The Mondrian Museum Gets a Modern-Day Makeover

The Mondriaanhuis in the artist's childhood home has adopted a radical new look

A striking video installation inspired by the famous painting Broadway Boogie Woogie. Photo: Mike Bink

Piet Mondrian’s best-known painting is perhaps Broadway Boogie Woogie, a 1943 abstract work inspired not only by the bustling traffic and street lights of New York but especially by the rhythms of jazz. So, it should come as no surprise that it’s jazz music that emerges from the Mondriaanhuis, the Dutch-born artist’s childhood home, outside Amsterdam, which is now a museum and has recently reopened after a significant renovation.

Aiming to avoid being just another stuffy historic house museum, the Mondriaanhuis has adopted a radical new look. Eliminating explanatory text almost entirely, the museum puts engaging video installations and technology at the front and center. It also focuses on household objects like the artist’s baby bassinet, and sounds like his favorite Gershwin. Hoping to show the trajectory of the artist’s career as well as give a sense of what Mondrian was like as a person, the museum director Paul Balthus explains, “we wanted to tell a universal story.”

Visitors learn about the history of Mondrian’s painting at the Mondriaanhuis.

Mondrian was born and raised in the tiny, tulip-dotted town of Amersfoort, about an hour east of Amsterdam. He planned to be an artist from a young age, his early works focusing on people and windmills, in styles influenced by Pointillism and Fauvism.
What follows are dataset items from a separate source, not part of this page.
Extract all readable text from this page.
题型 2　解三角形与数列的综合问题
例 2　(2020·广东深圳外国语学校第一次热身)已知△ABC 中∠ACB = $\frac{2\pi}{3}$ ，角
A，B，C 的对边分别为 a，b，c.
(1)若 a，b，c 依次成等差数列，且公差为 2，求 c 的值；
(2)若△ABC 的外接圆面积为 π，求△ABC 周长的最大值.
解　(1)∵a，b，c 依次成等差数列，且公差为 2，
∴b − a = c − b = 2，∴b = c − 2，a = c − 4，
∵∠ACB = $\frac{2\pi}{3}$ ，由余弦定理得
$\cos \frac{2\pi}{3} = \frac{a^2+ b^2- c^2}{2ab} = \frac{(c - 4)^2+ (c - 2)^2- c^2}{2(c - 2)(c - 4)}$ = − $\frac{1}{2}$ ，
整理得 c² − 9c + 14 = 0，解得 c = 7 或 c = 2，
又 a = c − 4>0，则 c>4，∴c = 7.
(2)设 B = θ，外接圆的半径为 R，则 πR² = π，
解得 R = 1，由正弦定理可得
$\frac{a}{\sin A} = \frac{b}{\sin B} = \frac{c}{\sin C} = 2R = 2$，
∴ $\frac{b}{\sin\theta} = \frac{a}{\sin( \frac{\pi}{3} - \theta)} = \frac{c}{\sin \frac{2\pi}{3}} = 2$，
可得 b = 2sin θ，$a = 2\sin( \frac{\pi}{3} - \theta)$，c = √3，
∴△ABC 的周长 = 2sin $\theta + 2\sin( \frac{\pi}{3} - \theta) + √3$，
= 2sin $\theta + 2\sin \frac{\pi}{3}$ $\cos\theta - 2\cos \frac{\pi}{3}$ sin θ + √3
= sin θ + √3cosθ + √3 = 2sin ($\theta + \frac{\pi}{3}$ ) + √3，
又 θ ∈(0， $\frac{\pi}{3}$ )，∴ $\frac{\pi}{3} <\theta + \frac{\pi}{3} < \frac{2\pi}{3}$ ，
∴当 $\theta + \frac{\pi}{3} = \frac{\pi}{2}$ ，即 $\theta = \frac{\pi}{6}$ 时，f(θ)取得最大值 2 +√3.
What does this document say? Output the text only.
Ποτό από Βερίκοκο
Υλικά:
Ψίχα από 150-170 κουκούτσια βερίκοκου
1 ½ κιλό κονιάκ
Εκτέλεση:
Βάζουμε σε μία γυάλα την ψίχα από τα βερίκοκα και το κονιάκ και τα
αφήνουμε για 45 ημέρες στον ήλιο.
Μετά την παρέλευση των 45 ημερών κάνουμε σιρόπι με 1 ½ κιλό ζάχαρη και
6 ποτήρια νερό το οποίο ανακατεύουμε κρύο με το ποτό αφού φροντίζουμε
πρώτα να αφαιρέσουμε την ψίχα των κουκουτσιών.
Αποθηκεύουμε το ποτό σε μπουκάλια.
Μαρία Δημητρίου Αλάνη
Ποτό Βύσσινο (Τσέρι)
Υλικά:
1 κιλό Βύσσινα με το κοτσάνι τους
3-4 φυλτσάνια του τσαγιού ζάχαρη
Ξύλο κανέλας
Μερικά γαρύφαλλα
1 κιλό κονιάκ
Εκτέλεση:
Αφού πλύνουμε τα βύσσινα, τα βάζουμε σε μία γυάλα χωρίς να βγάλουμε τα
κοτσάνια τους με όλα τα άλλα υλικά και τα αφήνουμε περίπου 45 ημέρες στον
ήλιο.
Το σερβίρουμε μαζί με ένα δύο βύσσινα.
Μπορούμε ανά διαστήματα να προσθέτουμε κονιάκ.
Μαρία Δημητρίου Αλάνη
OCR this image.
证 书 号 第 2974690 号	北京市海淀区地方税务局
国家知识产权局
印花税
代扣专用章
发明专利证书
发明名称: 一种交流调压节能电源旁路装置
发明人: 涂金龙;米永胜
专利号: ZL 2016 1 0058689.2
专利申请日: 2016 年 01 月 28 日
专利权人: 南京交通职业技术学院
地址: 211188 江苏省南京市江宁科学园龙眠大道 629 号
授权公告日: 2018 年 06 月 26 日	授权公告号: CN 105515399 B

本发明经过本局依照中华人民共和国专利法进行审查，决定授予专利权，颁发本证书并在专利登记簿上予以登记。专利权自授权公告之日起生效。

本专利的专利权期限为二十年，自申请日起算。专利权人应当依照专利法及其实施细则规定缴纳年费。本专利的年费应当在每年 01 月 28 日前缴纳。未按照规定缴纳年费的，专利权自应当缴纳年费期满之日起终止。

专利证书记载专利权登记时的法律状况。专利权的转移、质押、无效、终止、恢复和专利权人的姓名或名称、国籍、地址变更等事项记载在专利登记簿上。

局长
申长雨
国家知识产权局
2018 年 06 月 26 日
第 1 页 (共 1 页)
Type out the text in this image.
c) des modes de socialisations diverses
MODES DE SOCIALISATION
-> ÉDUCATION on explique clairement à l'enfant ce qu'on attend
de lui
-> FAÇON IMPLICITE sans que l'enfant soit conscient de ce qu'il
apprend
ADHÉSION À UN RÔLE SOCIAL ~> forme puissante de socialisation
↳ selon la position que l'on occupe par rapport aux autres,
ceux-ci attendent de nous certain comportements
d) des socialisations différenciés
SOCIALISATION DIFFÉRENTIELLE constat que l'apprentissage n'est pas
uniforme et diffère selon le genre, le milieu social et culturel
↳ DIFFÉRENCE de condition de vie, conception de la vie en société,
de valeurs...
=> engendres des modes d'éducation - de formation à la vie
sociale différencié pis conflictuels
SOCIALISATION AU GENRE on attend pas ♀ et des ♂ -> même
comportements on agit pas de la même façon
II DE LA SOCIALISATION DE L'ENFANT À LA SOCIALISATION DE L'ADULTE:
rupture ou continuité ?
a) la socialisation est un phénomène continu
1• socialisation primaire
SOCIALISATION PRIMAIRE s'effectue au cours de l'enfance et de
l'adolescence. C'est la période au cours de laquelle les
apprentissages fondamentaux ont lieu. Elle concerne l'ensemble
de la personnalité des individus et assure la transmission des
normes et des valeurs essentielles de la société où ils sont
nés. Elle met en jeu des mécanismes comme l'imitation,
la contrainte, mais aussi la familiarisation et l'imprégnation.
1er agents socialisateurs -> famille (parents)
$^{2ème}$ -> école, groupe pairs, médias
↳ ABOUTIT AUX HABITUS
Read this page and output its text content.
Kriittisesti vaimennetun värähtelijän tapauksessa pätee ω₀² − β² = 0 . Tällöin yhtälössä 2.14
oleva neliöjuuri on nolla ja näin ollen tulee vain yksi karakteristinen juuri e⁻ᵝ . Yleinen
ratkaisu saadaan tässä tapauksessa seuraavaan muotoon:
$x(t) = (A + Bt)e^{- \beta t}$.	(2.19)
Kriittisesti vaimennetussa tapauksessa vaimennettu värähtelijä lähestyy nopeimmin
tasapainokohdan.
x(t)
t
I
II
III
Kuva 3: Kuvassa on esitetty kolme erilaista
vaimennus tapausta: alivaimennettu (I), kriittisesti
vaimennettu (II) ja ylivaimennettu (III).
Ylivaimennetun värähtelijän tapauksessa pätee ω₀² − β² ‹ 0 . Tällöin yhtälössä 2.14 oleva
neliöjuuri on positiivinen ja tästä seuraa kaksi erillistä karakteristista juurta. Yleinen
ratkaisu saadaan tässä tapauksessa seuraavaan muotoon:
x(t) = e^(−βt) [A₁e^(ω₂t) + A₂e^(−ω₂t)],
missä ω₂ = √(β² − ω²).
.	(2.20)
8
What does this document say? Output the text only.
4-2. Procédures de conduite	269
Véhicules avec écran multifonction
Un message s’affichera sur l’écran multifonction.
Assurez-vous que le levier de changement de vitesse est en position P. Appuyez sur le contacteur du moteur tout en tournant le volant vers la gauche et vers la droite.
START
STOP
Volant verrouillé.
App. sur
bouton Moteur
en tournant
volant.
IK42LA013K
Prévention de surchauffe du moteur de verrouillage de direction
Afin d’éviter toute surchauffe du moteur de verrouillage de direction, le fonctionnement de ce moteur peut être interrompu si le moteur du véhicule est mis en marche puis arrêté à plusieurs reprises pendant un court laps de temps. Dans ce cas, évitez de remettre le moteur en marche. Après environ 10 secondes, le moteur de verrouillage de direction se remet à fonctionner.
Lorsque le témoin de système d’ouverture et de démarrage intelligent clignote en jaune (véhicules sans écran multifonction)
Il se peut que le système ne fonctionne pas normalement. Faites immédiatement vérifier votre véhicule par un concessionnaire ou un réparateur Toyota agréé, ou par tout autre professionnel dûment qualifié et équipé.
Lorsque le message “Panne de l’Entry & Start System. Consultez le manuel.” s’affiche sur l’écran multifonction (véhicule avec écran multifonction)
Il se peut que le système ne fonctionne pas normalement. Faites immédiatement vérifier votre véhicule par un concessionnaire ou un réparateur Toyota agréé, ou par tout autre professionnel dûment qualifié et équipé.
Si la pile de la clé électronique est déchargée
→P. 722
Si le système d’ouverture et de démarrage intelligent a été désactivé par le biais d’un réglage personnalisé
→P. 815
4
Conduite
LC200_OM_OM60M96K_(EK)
Later, his style evolved into precise, vividly colored geometric compositions that included some of the modern era’s earliest pure abstractions. An attic gallery of riotous color shows how his famous gridded compositions in red, blue, white, and yellow have been printed on everything from fashion garments to toys to skis.

On one 13-screen video wall, the artist’s key paintings from 1890 through his death from pneumonia in New York, in 1944, are shown chronologically, fracturing into each other. The video illustrates the evolution in a far more interesting way than any wall text could.

A reconstruction of Mondrian’s studio in Paris.

The man himself is present throughout the museum displays. There is a projection of Mondrian making tea in a recreation of the Paris studio he lived in before World War I, while another depicts him playing with his gramophone. In one striking video display, as the painter puts lines on a canvas in a corner of the room, a projection of the paint marks slowly spreads across the walls and the visitor is enveloped a nine-foot-high projection of Broadway Boogie Woogie that pulsates to music. We wanted to show “how far ahead of his time he was, how modern he was,” notes Balthus.

The renovation is part of a nationwide salute to the artist and to the centenary of the De Stijl design movement of which he was a part, along with furniture designer Gerrit Rietveld and artist Theo van Doesburg. Mondrian co-founded De Stijl (The Style) magazine with van Doesburg, a publication that later gave its name to the movement that advocated geometric precision, high-quality production of goods for the masses, and the use of primary colors.

In the art journal, Mondrian summed up the movement: “I believe it is possible that, through horizontal and vertical lines constructed with awareness, but not with calculation, led by high intuition, and brought to harmony and rhythm, these basic forms of beauty, supplemented if necessary by other direct lines or curves, can become a work of art, as strong as it is true.”

The Mondriaanhuis is located at 11 Kortegracht in Amersfoort and is open Tuesday through Sunday, 11 a.m. to 5 p.m.